Understand Idempotence of Reduce Function in MongoDB

5 minute read

Here are the characteristics of Reduce Function Idempotence:

  • a map-reduce operation may call a reduce multiple times for the same key
  • it won’t call a reduce for single instances of a key in the working set
  • the reduce function must return a value of the same type as the value emitted from the map function.

Problem: Calculate Average Price Using MapReduce

Description

Find the average price of stock_price_high values for each stock and the total average price for all the stock using map-reduce in MongoDB.

Dataset

The dataset comes from http://msis.neu.edu/nyse, and it has more than 9 million stock price records.

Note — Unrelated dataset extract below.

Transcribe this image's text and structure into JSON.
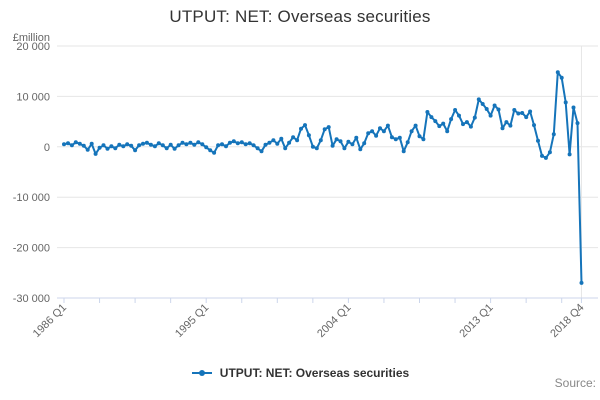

After importing them to MongoDB database using mongdoimport command, the data format is like below.

> use nysedb;
> db.stocks.count()
9211031
> db.stocks.findOne();
{
    "_id" : ObjectId("5a7158a80cf8a8197ba29570"),
    "exchange" : "NYSE",
    "stock_symbol" : "AEA",
    "date" : "2010-02-08",
    "stock_price_open" : 4.42,
    "stock_price_high" : 4.42,
    "stock_price_low" : 4.21,
    "stock_price_close" : 4.24,
    "stock_volume" : 205500,
    "stock_price_adj_close" : 4.24
}

Note: The collection name is ‘stocks’. And here is the bash script to import this dataset.

!/bin/bash
FILES=NYSE/NYSE_daily_prices_*.csv
for f in $FILES
do
    echo "Processing $f file..."
    # ls -l $f
    mongoimport --db nysedb --collection stocks --type csv --headerline --file $f
done

Sub-Problem: Calculate the Average Price for Each Stock

Let’s take the stock_price_highproperty as an example to calculate the average.

Approach I: MapReduce using forEach()

let map = function () {
    emit(this.stock_symbol, this.stock_price_high);
}

let reduce = function (key, values) {
  sum = 0;
  num = 0;
  
  values.forEach(function (v) {
    sum += v;
    num += 1;
  });
  
  if (num > 0){
    return sum / num;
  } else {
    return 0;
  };
}

db.stocks.mapReduce(map, reduce, {out:"mr_stock_price_avg_each"})

This job runs successfully with 9211031 inputs and 2853 outputs. And here is the result of “AA”.

{ “_id” : “AA”, “value” : 64.26173484209001 }

The function looks quite straightforward. Now let’s use another short version and cross-validated.

Approach II: MapReduce using Array.sum()

let map = function () {
    emit(this.stock_symbol, this.stock_price_high);
}

let reduce = function (key, values) {
  sum = Array.sum(values);
  num = values.length;
}

db.stocks.mapReduce(map, reduce, {out:"mr_stock_price_avg_each"})

Again, here is the result of “AA”.

{ “_id” : “AA”, “value” : 64.26173484209001 }

Validation using NoSQL Aggregate

The value seems matching the previous approach. How could it be wrong? However, you will be surprised when you run this NoSQL aggregate to calculate the same average value for stock “AA”.

> db.stocks.aggregate(
   [
     {
       $match: {stock_symbol: "AA"}
     },
     {
       $group:
         {
           _id: "$stock_symbol",
           avgAmount: { $avg: "$stock_price_high" }
         }
     }
   ]
)

However, the output is 52.45968205467008, which is different. Now, which one is right?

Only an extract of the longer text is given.